A club on campus committed itself to include more groups through a recent name change.
The members of the Gender and Sexualities Alliance, formerly known as the Gay-Straight Alliance, decided the name change would include all types of students.
“It’s more inclusive and particularly our original name only spoke on gay and straight and although we do have our homosexuals and heterosexuals, there’s a whole spectrum of identities in between that were not being represented by that name,” said Stephanie Mills, sociology major and president of GSA.
She sees the name change as a positive step for the club.
“I’m hoping it will make us a more approachable and welcoming group,” Mills said. “… We want people of all identities and from all backgrounds to come together and be able to talk about these issues.”
The members were influenced to make the change after the GSA Network changed the name last year. This network provides resources and assistance to organizations similar to the on-campus group.
Weekly GSA meetings at 7:30 p.m. each Wednesday in Wagner 125 consist of activities, discussion about issues the LGBT+ community is facing, body positivity and self care, according to Mills.
In addition to the weekly meeting, the group has several different subgroups that focus on various topics. The subgroups include Living Outside the Boxes, Queer People of Color (QPOC), Mental Insequeerities and Straight but not Narrow.
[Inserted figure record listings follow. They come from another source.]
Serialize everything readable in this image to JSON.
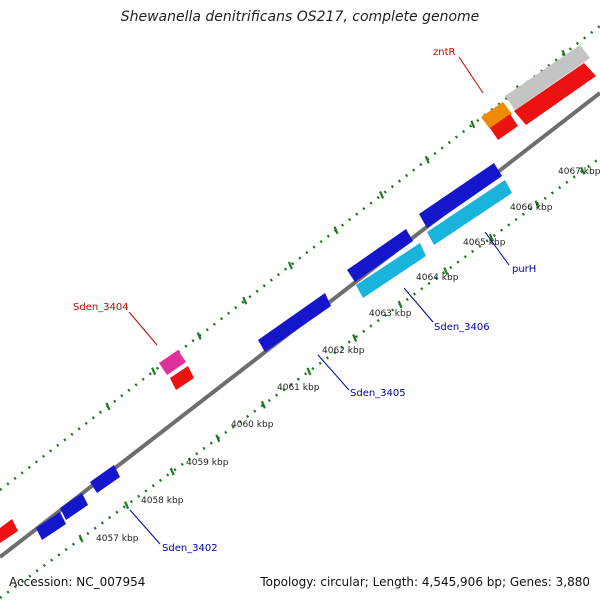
{
  "title": "Shewanella denitrificans OS217, complete genome",
  "footer": {
    "accession": "Accession: NC_007954",
    "stats": "Topology: circular; Length: 4,545,906 bp; Genes: 3,880"
  },
  "colors": {
    "backbone": "#6e6e6e",
    "ticks": "#1e7a1e",
    "label_red": "#cc0000",
    "label_blue": "#0000aa",
    "gene_red": "#ee1111",
    "gene_blue": "#1515cc",
    "gene_cyan": "#18b4dc",
    "gene_pink": "#e0309a",
    "gene_orange": "#f08a00",
    "gene_grey": "#bdbdbd"
  },
  "diagram": {
    "kbp_labels": [
      "4057 kbp",
      "4058 kbp",
      "4059 kbp",
      "4060 kbp",
      "4061 kbp",
      "4062 kbp",
      "4063 kbp",
      "4064 kbp",
      "4065 kbp",
      "4066 kbp",
      "4067 kbp"
    ],
    "gene_labels": [
      {
        "text": "zntR",
        "color": "red"
      },
      {
        "text": "Sden_3404",
        "color": "red"
      },
      {
        "text": "purH",
        "color": "blue"
      },
      {
        "text": "Sden_3406",
        "color": "blue"
      },
      {
        "text": "Sden_3405",
        "color": "blue"
      },
      {
        "text": "Sden_3402",
        "color": "blue"
      }
    ]
  }
}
According to Mills, Living Outside the Boxes is a group comprised solely of people who identify as transgender or nonbinary, people who do not identify as male or female.
QPOC is for people who identify as part of the LGBT+ community and as a person of color.
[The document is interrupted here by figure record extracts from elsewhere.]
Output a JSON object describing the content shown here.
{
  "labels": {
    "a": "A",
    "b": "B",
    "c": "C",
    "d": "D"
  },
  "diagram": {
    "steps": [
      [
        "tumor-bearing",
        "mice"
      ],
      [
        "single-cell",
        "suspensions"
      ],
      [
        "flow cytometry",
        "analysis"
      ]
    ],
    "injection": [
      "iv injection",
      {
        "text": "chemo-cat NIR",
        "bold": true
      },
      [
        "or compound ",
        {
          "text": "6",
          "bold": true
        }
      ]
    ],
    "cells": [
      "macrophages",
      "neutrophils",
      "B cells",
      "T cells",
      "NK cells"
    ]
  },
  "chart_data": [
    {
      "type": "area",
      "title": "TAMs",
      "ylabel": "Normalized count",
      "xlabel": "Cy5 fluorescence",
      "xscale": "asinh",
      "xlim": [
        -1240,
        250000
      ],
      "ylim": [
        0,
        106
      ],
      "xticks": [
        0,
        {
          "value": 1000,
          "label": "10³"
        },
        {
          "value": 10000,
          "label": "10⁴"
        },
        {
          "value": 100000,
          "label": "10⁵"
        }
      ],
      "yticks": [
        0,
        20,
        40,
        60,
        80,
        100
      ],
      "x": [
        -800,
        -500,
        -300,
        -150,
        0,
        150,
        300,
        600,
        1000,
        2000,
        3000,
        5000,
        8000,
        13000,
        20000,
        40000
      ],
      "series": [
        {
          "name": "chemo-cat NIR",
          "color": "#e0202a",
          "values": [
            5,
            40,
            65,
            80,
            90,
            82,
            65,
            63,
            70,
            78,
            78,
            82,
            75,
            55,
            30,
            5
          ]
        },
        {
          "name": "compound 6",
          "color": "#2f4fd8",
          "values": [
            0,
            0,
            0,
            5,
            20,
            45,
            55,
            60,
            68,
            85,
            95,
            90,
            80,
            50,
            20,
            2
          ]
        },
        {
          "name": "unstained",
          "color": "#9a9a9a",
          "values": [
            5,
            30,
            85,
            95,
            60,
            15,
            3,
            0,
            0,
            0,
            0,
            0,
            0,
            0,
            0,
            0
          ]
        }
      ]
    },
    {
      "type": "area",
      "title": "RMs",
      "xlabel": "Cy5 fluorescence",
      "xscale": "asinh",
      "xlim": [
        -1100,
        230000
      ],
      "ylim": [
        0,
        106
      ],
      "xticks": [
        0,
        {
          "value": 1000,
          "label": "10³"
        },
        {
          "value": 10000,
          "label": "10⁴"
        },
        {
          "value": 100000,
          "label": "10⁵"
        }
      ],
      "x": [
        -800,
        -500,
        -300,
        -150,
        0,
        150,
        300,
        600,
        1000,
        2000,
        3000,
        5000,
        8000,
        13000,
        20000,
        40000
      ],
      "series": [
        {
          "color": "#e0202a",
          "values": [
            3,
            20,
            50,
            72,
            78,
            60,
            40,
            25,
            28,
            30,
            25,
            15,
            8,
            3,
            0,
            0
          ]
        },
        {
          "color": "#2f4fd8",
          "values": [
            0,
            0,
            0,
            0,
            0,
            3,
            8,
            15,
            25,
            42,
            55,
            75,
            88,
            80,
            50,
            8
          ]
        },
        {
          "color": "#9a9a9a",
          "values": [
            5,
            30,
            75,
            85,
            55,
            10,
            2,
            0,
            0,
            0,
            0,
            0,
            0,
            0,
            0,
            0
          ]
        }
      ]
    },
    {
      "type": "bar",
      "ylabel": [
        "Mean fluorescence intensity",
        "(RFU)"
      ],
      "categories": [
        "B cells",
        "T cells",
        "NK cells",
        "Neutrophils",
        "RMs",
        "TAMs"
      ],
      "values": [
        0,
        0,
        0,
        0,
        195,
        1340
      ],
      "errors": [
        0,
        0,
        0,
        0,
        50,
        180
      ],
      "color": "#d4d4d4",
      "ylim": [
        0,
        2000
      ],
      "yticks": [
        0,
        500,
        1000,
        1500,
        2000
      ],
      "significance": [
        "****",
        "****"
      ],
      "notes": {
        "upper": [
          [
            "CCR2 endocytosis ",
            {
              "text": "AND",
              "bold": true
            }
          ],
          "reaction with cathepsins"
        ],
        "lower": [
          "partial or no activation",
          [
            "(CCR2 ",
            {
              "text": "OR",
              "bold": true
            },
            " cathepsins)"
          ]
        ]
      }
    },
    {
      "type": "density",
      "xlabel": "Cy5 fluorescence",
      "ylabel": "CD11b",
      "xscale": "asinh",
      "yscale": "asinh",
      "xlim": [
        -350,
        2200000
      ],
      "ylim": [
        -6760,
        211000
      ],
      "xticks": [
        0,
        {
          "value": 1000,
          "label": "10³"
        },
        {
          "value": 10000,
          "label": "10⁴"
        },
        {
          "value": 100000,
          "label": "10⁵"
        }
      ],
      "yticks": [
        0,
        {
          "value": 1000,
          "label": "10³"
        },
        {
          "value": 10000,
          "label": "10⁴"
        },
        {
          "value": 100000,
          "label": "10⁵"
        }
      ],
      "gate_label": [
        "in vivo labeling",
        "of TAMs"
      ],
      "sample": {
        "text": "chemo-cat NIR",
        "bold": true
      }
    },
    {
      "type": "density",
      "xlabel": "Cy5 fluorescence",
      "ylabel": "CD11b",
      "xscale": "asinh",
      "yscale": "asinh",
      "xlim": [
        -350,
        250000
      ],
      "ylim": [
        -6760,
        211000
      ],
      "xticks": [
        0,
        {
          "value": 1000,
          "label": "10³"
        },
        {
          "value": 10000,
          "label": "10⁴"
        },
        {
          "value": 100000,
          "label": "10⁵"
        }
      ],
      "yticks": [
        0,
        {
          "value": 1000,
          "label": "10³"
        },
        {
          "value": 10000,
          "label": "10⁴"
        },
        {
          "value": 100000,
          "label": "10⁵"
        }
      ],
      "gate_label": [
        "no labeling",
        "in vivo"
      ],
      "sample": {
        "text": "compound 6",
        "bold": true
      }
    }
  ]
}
Mills wants to start a group this year focusing on mental health.
“My hopes for it are to have it be place for it where we can share coping mechanisms, stories, mindfulness practices and different techniques for dealing with mental health specific to the queer community,” Mills said.
The final subgroup is Straight but not Narrow. This group is dedicated to allies of the LGBT+ community.
“They talk about specifically being an ally to the community and how they can assist, and kind of taking the space to be alone so they’re not talking over queer voices,” Mills said.
The club also incorporates community outreach. Last year, the group held a panel on LGBT+ issues where community members could ask questions in a safe space. Additionally, this summer following the shooting at the Pulse Nightclub in Orlando, Mills and another member of the GSA held a candlelight vigil and collected and sent letters to survivors.
Mills has many ideas she wants to put on this semester, but ultimately, she wants the GSA to be a safe space for people of all identities.
“The main thing I want is a sense of community, acceptance and love I guess with in my organization,” Mills said. “I want it to be a healthy, happy space where people can be happy with themselves.”